The goal here is to find out if there is a correspondence between the nodes in the OpenCog intensional reasoning and their corresponding vectors built using various methods. Motivation and preliminary results are detailed in:

• Paper: https://arxiv.org/abs/2005.12535
• Video: https://underline.io/lecture/778-embedding-vector-differences-can-be-aligned-with-uncertain-intensional-logic-differences-

For making the embedding vectors, two methods have been implemented at the moment:

1. DeepWalk

Makes use of the Word2Vec language model to make embeddings for the nodes (as opposed to words in linguistic context) in the AtomSpace. The "sentences" are built by taking "walks" from one node to another through their interconnected links. The likelihood of a walk being selected is based on the TruthValue of each of the links connected to a particular node being looked at during "sentence" construction (as opposed to selecting randomly as done in the original DeepWalk algorithm). On the other hand, the datasets we have been using here are fairly simple, the properties associated with the concepts are "crisp", so the walk are basically chosen randomly. But when a different dataset is used, additional logic should be implemented to handle probabilistic walk selecting.

2. Fuzzy-membership based

Embedding of a node is built, with an entry correspond to a property found in the AtomSpace, and the value being the TruthValue of the AttractionLink, which reflects if a particular property is more likely to be a property of that node than other nodes.
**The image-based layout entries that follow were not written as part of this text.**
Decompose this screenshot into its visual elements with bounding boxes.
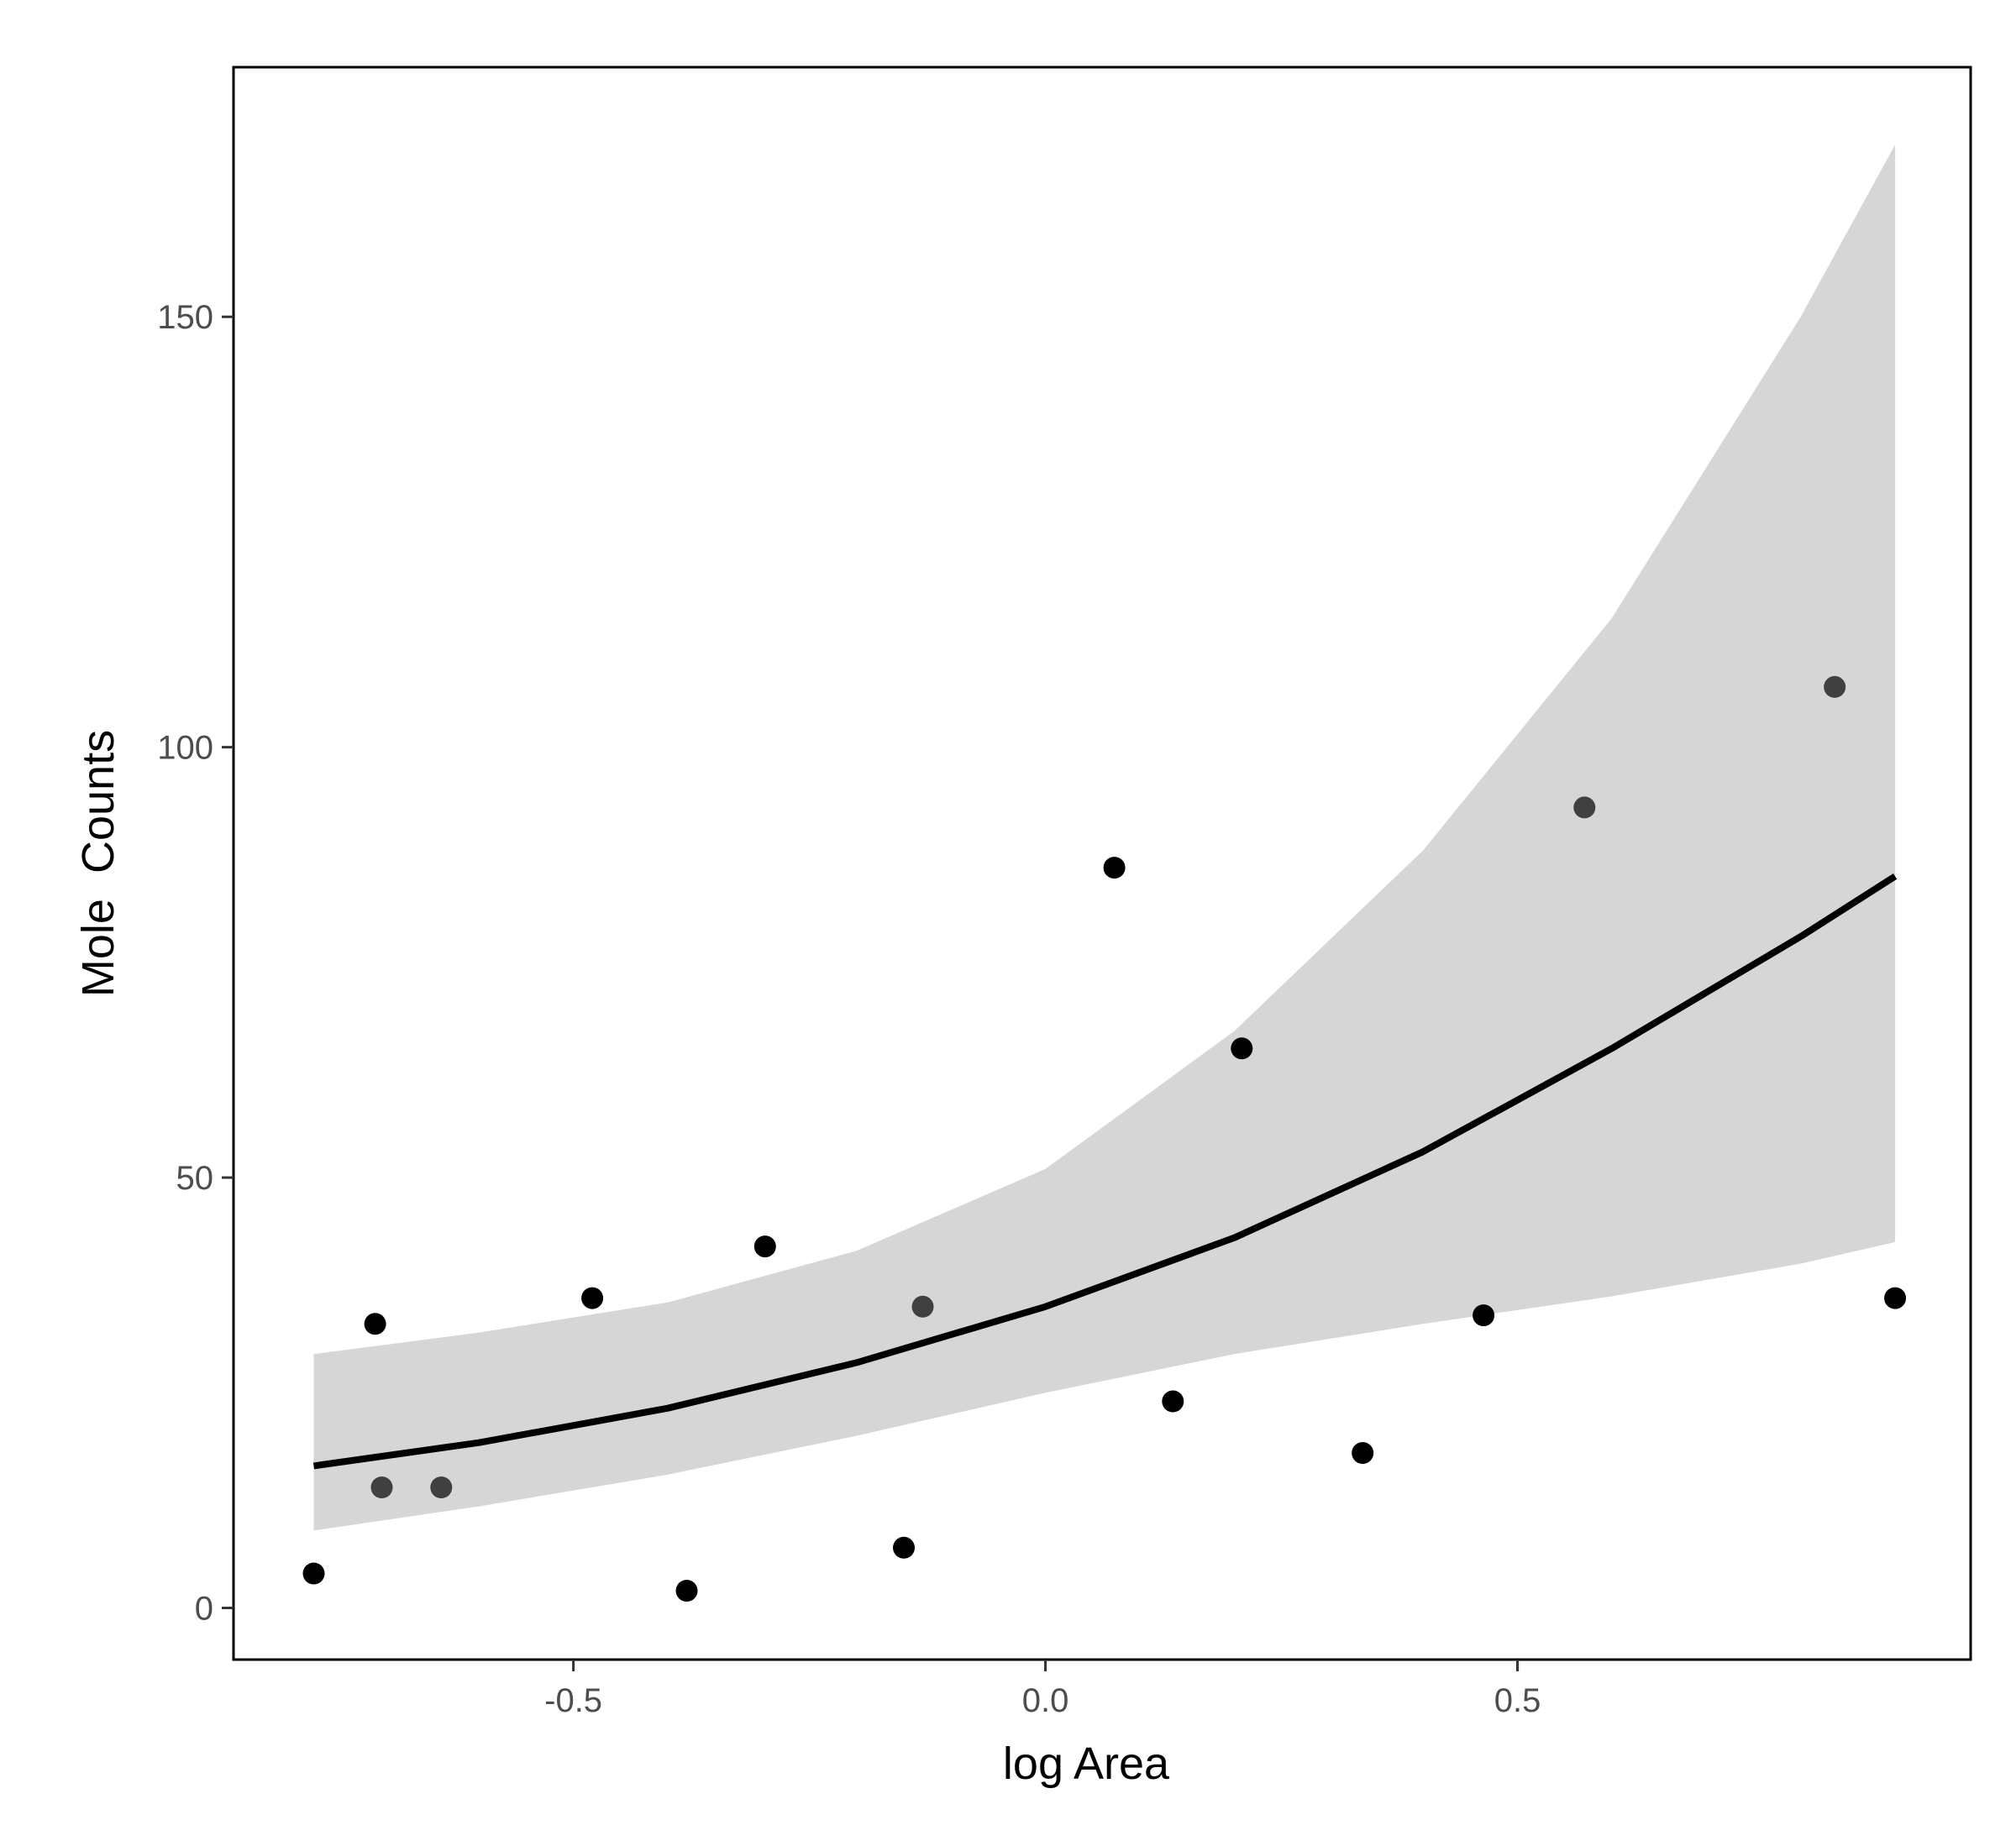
data-point <box>675 1580 698 1602</box>
data-point <box>302 1562 325 1585</box>
y-tick-label: 50 <box>176 1160 214 1197</box>
data-point <box>1824 675 1846 698</box>
data-point <box>753 1235 776 1258</box>
data-point <box>430 1476 453 1498</box>
x-tick-label: -0.5 <box>544 1682 602 1719</box>
data-points <box>302 675 1907 1602</box>
data-point <box>1884 1287 1907 1309</box>
data-point <box>1231 1037 1253 1060</box>
x-tick-label: 0.0 <box>1022 1682 1069 1719</box>
data-point <box>1103 857 1126 879</box>
data-point <box>1573 796 1596 819</box>
data-point <box>1352 1442 1374 1464</box>
data-point <box>1162 1390 1184 1413</box>
y-tick-label: 0 <box>195 1591 213 1628</box>
plot-frame <box>232 66 1972 1661</box>
confidence-band-area <box>313 144 1896 1531</box>
fit-curve <box>312 873 1898 1470</box>
x-axis-ticks: -0.5 0.0 0.5 <box>544 1660 1541 1719</box>
y-tick-label: 100 <box>157 730 213 767</box>
data-point <box>893 1536 915 1559</box>
data-point <box>911 1295 934 1318</box>
data-point <box>581 1287 604 1309</box>
y-tick-label: 150 <box>157 299 213 336</box>
data-point <box>370 1476 393 1498</box>
data-point <box>364 1313 386 1335</box>
data-point <box>1473 1304 1495 1327</box>
y-axis-ticks: 0 50 100 150 <box>157 299 234 1628</box>
fit-curve-line <box>312 873 1898 1470</box>
x-tick-label: 0.5 <box>1494 1682 1541 1719</box>
x-axis-title: log Area <box>1003 1739 1170 1789</box>
y-axis-title: Mole Counts <box>73 730 123 997</box>
confidence-band <box>313 144 1896 1531</box>
plot-border <box>232 66 1972 1661</box>
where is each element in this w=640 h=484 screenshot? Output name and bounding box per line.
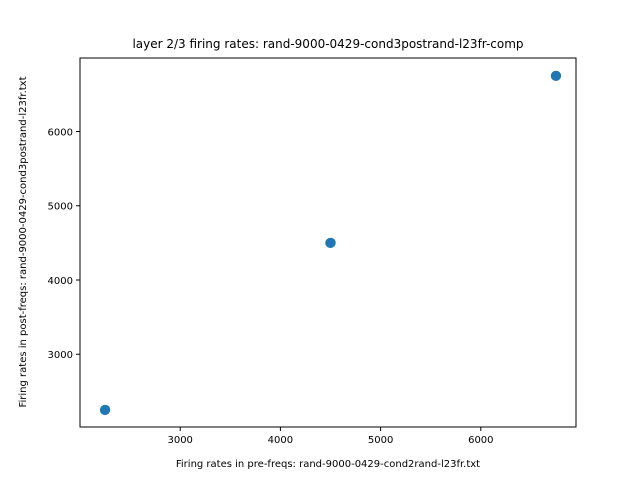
plot-frame — [79, 57, 577, 428]
x-axis-ticks: 3000 4000 5000 6000 — [167, 427, 494, 446]
x-tick-label: 6000 — [468, 435, 493, 446]
x-axis-label: Firing rates in pre-freqs: rand-9000-042… — [176, 459, 480, 470]
data-point-8 — [550, 70, 561, 81]
y-tick-label: 4000 — [48, 276, 73, 287]
y-axis-ticks: 3000 4000 5000 6000 — [48, 128, 80, 361]
y-axis-label: Firing rates in post-freqs: rand-9000-04… — [18, 76, 29, 407]
y-tick-label: 5000 — [48, 202, 73, 213]
x-tick-label: 5000 — [368, 435, 393, 446]
x-tick-label: 4000 — [268, 435, 293, 446]
chart-title: layer 2/3 firing rates: rand-9000-0429-c… — [132, 37, 523, 51]
y-tick-label: 6000 — [48, 128, 73, 139]
data-points — [99, 70, 562, 416]
x-tick-label: 3000 — [167, 435, 192, 446]
data-point-2 — [99, 405, 110, 416]
data-point-5 — [325, 237, 336, 248]
y-tick-label: 3000 — [48, 350, 73, 361]
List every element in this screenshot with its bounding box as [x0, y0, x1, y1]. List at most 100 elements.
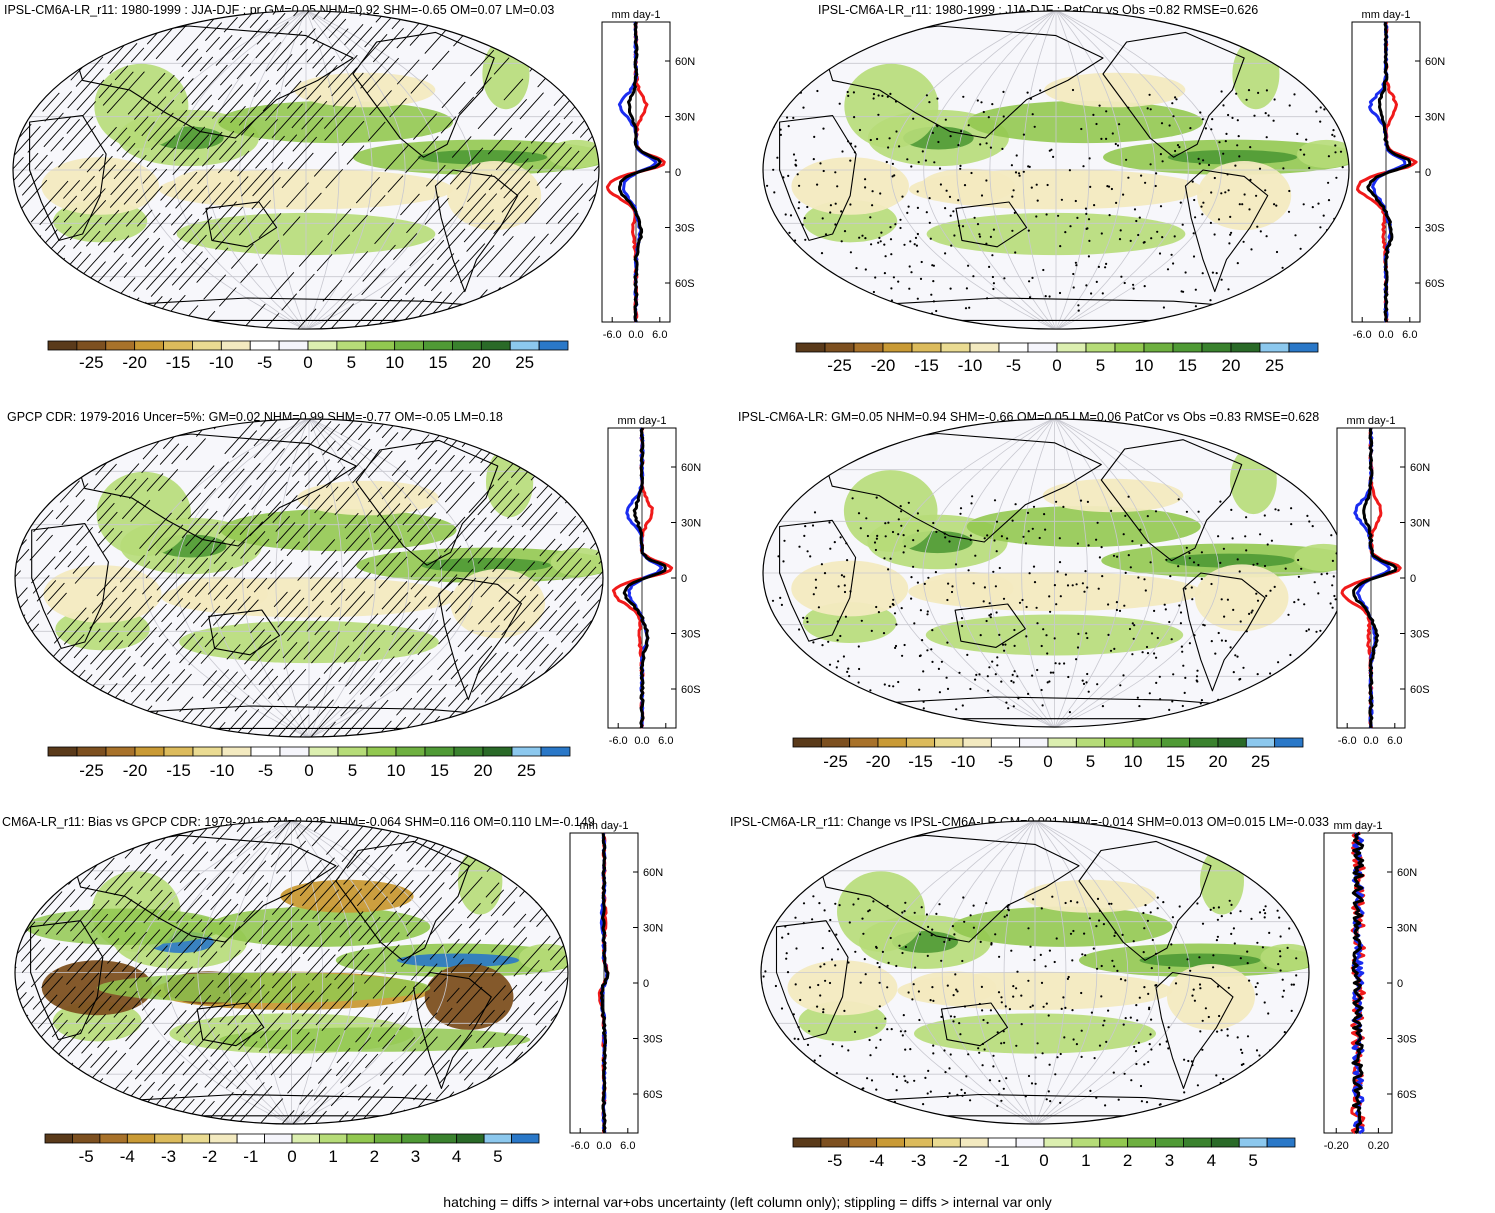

After building the vectors, some dimension reduction technique can optionally be done (but is actually recommended for the vectors built using the 2nd method because those are very sparse vectors in most cases). Two techniques are implemented at the moment -- PCA and KPCA. For KPCA, two kernel functions can be used:

1. Tanimoto -- Compute the Tanimoto distance between two vectors
2. Fuzzy Jaccard -- Compute the intensional similarity using the actual calculation used in the PLN intensional similarity direct introduction rule

The steps in an experiment involved:

1. Converting the data into Atomese
2. Generate SubsetLinks and AttractionLinks for the concepts that we are interested in, and calculate TruthValues for them (for PLN intensional reasoning)
3. Create embedding vectors for the same set of concepts, using either one of the available embedding methods
4. Randomly select pairs of concepts, and for each pair, compute the intensional similarity and vector distance between them
5. Calculate the correlation between the intensional similarities and vector distances calculated in the previous step

First of all, please check out (then build and install) the branch of the PLN repo at https://github.com/leungmanhin/pln/tree/pln-morphism, which include a minor modification that considers the confidence of a TruthValue into the intensional similarity calculation all the time, to be a little more consistent.

In this repository, there are two Python scripts, correspond to either the toy dataset that's made for testing purpose only, or the Social Network: MOOC User Action Dataset.

There is an additional script main.py, which is used to control what functions to be called for the experiment, e.g. load embeddings vs generate embeddings, be sure to check out what's in there, comment/uncomment out the parts that are needed or not, before running it via the following command:

python3 -B main.py

The results will be output to a CSV file under results directory.